Below is my quantification process:
class quantizeModel(object):
def __init__(self):
super(quantizeModel, self).__init__()
self.device = torch.device('cuda:0' if torch.cuda.is_available() else 'cpu')
self.train_loader, self.test_loader = get_imagenet()
self.quant()
def quant(self):
model = self.load_model()
model.eval()
self.print_size_of_model(model)
self.validate(model, "original_resnet18", self.test_loader)
model.fuse_model()
self.print_size_of_model(model)
self.quantize(model)
def load_model(self):
model = resnet18()
state_dict = torch.load("CIFAR10_resnet18.pth", map_location=self.device)
model.load_state_dict(state_dict)
model.to(self.device)
return model
def print_size_of_model(self, model):
torch.save(model.state_dict(), "temp.p")
print('Size (MB):', os.path.getsize("temp.p") / 1e6)
os.remove('temp.p')
def validate(self, model, name, data_loader):
with torch.no_grad():
correct = 0
total = 0
acc = 0
for data in data_loader:
images, labels = data
images, labels = images.to(self.device), labels.to(self.device)
output = model(images)
_, predicted = torch.max(output, dim=1)
total += labels.size(0)
correct += (predicted == labels).sum().item()
if total == 1024:
break
acc = round(100 * correct / total, 3)
print('{{"metric": "{}_val_accuracy", "value": {}%}}'.format(name, acc))
return acc
def quantize(self, model):
#model.qconfig = torch.quantization.default_qconfig
#model.qconfig = torch.quantization.default_per_channel_qconfig
model.qconfig = torch.quantization.QConfig(
activation=torch.quantization.observer.MinMaxObserver.with_args(reduce_range=True),
weight=torch.quantization.observer.PerChannelMinMaxObserver.with_args(dtype=torch.qint8,
qscheme=torch.per_channel_affine))
pmodel = torch.quantization.prepare(model)
#calibration
self.validate(pmodel, "quntize_per_channel_resent18_train", self.train_loader)

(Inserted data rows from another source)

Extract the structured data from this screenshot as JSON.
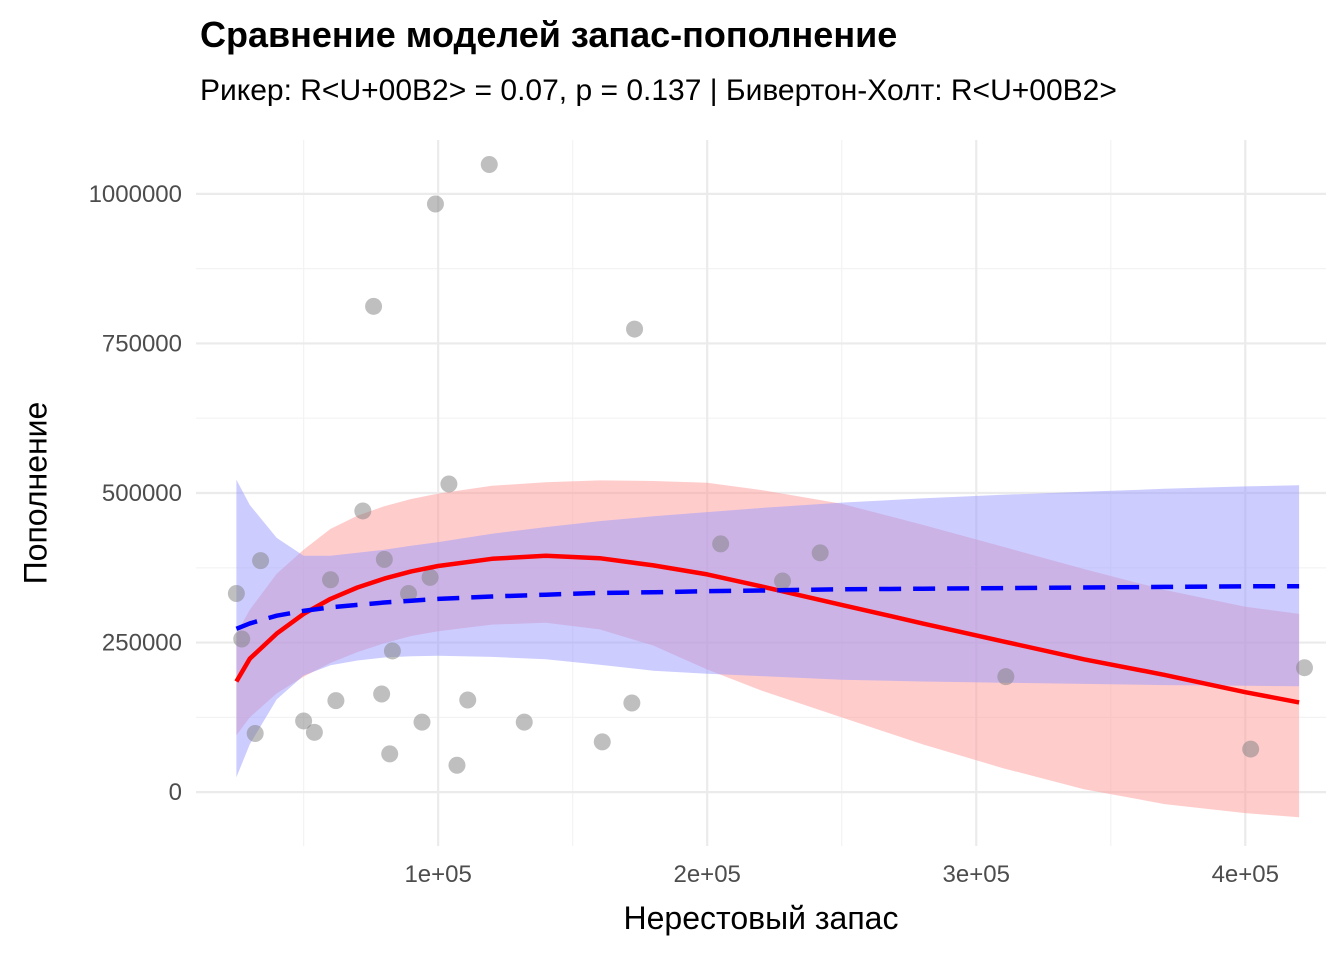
{
  "title": "Сравнение моделей запас-пополнение",
  "subtitle": "Рикер: R<U+00B2> = 0.07, p = 0.137 | Бивертон-Холт: R<U+00B2>",
  "colors": {
    "points": "#7f7f7f",
    "ricker": "#ff0000",
    "ricker_band": "#ff9999",
    "bh": "#0000ff",
    "bh_band": "#9999ff",
    "grid_major": "#ebebeb",
    "grid_minor": "#f3f3f3",
    "tick_text": "#4d4d4d"
  },
  "chart_data": {
    "type": "scatter",
    "xlabel": "Нерестовый запас",
    "ylabel": "Пополнение",
    "xlim": [
      10000,
      430000
    ],
    "ylim": [
      -90000,
      1090000
    ],
    "x_ticks": [
      100000,
      200000,
      300000,
      400000
    ],
    "x_tick_labels": [
      "1e+05",
      "2e+05",
      "3e+05",
      "4e+05"
    ],
    "y_ticks": [
      0,
      250000,
      500000,
      750000,
      1000000
    ],
    "y_tick_labels": [
      "0",
      "250000",
      "500000",
      "750000",
      "1000000"
    ],
    "grid": true,
    "points": [
      {
        "x": 25000,
        "y": 332000
      },
      {
        "x": 27000,
        "y": 256000
      },
      {
        "x": 32000,
        "y": 98000
      },
      {
        "x": 34000,
        "y": 387000
      },
      {
        "x": 50000,
        "y": 119000
      },
      {
        "x": 54000,
        "y": 100000
      },
      {
        "x": 60000,
        "y": 355000
      },
      {
        "x": 62000,
        "y": 153000
      },
      {
        "x": 72000,
        "y": 470000
      },
      {
        "x": 76000,
        "y": 812000
      },
      {
        "x": 79000,
        "y": 164000
      },
      {
        "x": 80000,
        "y": 389000
      },
      {
        "x": 82000,
        "y": 64000
      },
      {
        "x": 83000,
        "y": 236000
      },
      {
        "x": 89000,
        "y": 332000
      },
      {
        "x": 94000,
        "y": 117000
      },
      {
        "x": 97000,
        "y": 359000
      },
      {
        "x": 99000,
        "y": 983000
      },
      {
        "x": 104000,
        "y": 515000
      },
      {
        "x": 107000,
        "y": 45000
      },
      {
        "x": 111000,
        "y": 154000
      },
      {
        "x": 119000,
        "y": 1049000
      },
      {
        "x": 132000,
        "y": 117000
      },
      {
        "x": 161000,
        "y": 84000
      },
      {
        "x": 172000,
        "y": 149000
      },
      {
        "x": 173000,
        "y": 774000
      },
      {
        "x": 205000,
        "y": 415000
      },
      {
        "x": 228000,
        "y": 353000
      },
      {
        "x": 242000,
        "y": 400000
      },
      {
        "x": 311000,
        "y": 193000
      },
      {
        "x": 402000,
        "y": 72000
      },
      {
        "x": 422000,
        "y": 208000
      }
    ],
    "series": [
      {
        "name": "Рикер",
        "x": [
          25000,
          30000,
          40000,
          50000,
          60000,
          70000,
          80000,
          90000,
          100000,
          120000,
          140000,
          160000,
          180000,
          200000,
          220000,
          250000,
          280000,
          310000,
          340000,
          370000,
          400000,
          420000
        ],
        "y": [
          185000,
          223000,
          265000,
          298000,
          323000,
          342000,
          357000,
          369000,
          378000,
          390000,
          395000,
          391000,
          379000,
          364000,
          344000,
          313000,
          282000,
          252000,
          222000,
          196000,
          167000,
          150000
        ],
        "lower": [
          95000,
          125000,
          165000,
          193000,
          216000,
          234000,
          249000,
          261000,
          269000,
          280000,
          283000,
          272000,
          245000,
          205000,
          170000,
          125000,
          80000,
          40000,
          5000,
          -20000,
          -35000,
          -42000
        ],
        "upper": [
          265000,
          305000,
          365000,
          405000,
          440000,
          462000,
          478000,
          490000,
          499000,
          512000,
          518000,
          521000,
          520000,
          517000,
          505000,
          482000,
          447000,
          410000,
          373000,
          338000,
          310000,
          298000
        ]
      },
      {
        "name": "Бивертон-Холт",
        "x": [
          25000,
          30000,
          40000,
          50000,
          60000,
          70000,
          80000,
          90000,
          100000,
          120000,
          140000,
          160000,
          180000,
          200000,
          220000,
          250000,
          280000,
          310000,
          340000,
          370000,
          400000,
          420000
        ],
        "y": [
          273000,
          282000,
          295000,
          303000,
          309000,
          313000,
          317000,
          320000,
          323000,
          327000,
          330000,
          333000,
          334000,
          336000,
          337000,
          339000,
          340000,
          341000,
          342000,
          343000,
          344000,
          344000
        ],
        "lower": [
          25000,
          80000,
          155000,
          195000,
          212000,
          220000,
          225000,
          227000,
          228000,
          226000,
          222000,
          213000,
          203000,
          198000,
          194000,
          188000,
          185000,
          183000,
          181000,
          179000,
          178000,
          177000
        ],
        "upper": [
          522000,
          480000,
          425000,
          395000,
          395000,
          400000,
          405000,
          412000,
          418000,
          432000,
          443000,
          453000,
          461000,
          468000,
          475000,
          484000,
          491000,
          497000,
          502000,
          507000,
          511000,
          513000
        ]
      }
    ]
  }
}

qmodel = torch.quantization.convert(pmodel)
self.validate(qmodel, "quntize_per_chaannel_resent18_test", self.test_loader)

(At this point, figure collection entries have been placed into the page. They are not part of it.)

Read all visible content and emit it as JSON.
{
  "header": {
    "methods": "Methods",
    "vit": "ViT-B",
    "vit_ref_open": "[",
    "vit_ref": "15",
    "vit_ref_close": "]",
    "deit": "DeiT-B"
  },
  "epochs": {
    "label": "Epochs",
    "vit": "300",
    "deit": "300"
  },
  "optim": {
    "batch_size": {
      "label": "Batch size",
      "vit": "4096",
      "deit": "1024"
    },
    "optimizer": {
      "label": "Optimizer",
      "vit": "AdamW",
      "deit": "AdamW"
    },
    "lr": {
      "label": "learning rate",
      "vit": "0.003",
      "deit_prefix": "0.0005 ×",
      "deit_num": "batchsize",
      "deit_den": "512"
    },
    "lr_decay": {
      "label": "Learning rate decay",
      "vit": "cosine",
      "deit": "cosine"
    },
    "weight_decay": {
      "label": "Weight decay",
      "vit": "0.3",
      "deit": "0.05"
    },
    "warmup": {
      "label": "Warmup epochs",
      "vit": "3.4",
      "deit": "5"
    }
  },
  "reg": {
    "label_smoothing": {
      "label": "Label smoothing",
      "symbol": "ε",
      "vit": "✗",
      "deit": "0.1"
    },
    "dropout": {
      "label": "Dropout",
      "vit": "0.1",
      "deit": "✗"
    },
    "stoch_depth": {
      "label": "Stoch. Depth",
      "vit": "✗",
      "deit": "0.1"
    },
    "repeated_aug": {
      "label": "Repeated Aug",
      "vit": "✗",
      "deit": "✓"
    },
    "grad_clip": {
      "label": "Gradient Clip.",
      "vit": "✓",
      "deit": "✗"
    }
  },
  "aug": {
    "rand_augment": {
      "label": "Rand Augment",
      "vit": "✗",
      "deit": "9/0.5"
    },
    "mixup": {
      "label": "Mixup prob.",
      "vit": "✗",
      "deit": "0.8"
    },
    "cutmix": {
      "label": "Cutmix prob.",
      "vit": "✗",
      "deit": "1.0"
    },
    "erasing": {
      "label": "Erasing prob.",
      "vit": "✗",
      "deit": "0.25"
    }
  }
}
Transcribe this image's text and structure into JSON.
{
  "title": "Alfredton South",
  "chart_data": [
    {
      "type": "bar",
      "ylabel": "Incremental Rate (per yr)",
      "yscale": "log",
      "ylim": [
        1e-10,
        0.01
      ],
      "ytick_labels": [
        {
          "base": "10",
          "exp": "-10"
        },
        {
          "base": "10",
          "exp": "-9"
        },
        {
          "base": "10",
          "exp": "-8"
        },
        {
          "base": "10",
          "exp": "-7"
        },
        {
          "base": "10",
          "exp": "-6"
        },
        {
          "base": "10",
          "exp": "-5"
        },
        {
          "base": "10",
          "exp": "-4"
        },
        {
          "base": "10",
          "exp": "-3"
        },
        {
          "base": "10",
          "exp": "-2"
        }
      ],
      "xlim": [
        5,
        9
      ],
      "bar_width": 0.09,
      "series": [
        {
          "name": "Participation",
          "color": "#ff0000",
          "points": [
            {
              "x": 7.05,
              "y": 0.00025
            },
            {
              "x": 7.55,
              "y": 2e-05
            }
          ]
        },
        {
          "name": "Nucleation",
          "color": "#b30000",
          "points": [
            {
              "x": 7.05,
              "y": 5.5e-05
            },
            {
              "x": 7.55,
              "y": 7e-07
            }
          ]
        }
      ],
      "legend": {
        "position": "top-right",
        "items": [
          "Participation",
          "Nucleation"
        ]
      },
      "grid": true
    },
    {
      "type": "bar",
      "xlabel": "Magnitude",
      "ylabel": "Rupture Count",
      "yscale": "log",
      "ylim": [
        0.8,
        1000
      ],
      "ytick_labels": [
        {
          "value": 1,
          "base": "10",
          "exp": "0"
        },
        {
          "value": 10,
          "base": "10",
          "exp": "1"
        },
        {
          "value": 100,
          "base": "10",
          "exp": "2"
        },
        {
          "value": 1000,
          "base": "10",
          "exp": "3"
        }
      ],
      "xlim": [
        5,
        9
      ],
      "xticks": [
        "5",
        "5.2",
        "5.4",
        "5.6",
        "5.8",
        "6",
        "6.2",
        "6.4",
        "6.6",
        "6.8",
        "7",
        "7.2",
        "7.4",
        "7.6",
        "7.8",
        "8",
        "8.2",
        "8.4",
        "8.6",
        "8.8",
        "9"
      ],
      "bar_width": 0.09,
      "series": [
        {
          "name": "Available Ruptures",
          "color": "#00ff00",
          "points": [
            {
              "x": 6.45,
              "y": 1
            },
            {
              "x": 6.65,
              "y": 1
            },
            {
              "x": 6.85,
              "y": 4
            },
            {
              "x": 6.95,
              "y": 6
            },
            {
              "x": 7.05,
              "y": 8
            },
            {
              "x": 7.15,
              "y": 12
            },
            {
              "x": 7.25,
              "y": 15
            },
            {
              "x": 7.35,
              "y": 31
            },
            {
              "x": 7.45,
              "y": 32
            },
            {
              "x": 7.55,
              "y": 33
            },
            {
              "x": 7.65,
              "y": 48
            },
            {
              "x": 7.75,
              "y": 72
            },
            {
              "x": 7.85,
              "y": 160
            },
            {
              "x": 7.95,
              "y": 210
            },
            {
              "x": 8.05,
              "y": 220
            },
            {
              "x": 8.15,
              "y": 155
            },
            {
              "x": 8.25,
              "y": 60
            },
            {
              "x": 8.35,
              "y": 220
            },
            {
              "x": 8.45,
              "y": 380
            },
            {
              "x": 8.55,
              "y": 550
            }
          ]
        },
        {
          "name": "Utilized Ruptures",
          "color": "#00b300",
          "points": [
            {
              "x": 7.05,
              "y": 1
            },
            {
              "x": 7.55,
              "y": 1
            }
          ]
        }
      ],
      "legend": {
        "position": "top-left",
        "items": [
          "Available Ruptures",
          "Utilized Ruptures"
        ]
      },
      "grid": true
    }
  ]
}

self.print_size_of_model(qmodel)
torch.jit.save(torch.jit.script(qmodel), "quantization_per_channel_model18.pth")
The program is executed three times, and three different sets of quantitative results are obtained, as follows:
1.
Size (MB): 44.786115
{“metric”: “original_resnet18_val_accuracy”, “value”: 75.098%}
Size (MB): 44.717413
{“metric”: “quntize_per_channel_resent18_train_val_accuracy”, “value”: 46.387%}
{“metric”: “quntize_per_chaannel_resent18_test_val_accuracy”, “value”: 75.586%}
Size (MB): 11.290618
2.
Size (MB): 44.786115
{“metric”: “original_resnet18_val_accuracy”, “value”: 75.098%}
Size (MB): 44.717413
{“metric”: “quntize_per_channel_resent18_train_val_accuracy”, “value”: 45.996%}
{“metric”: “quntize_per_chaannel_resent18_test_val_accuracy”, “value”: 76.953%}
Size (MB): 11.290618
3.
Size (MB): 44.786115
{“metric”: “original_resnet18_val_accuracy”, “value”: 75.098%}
Size (MB): 44.717413
{“metric”: “quntize_per_channel_resent18_train_val_accuracy”, “value”: 43.945%}
{“metric”: “quntize_per_chaannel_resent18_test_val_accuracy”, “value”: 75.195%}
Size (MB): 11.290618
I think the weight parameters are unchanged, the calibration data is unchanged, the quantization configuration algorithm is unchanged, and the result after quantization should also be unchanged, but the accuracy after three quantizations is different. What is the reason?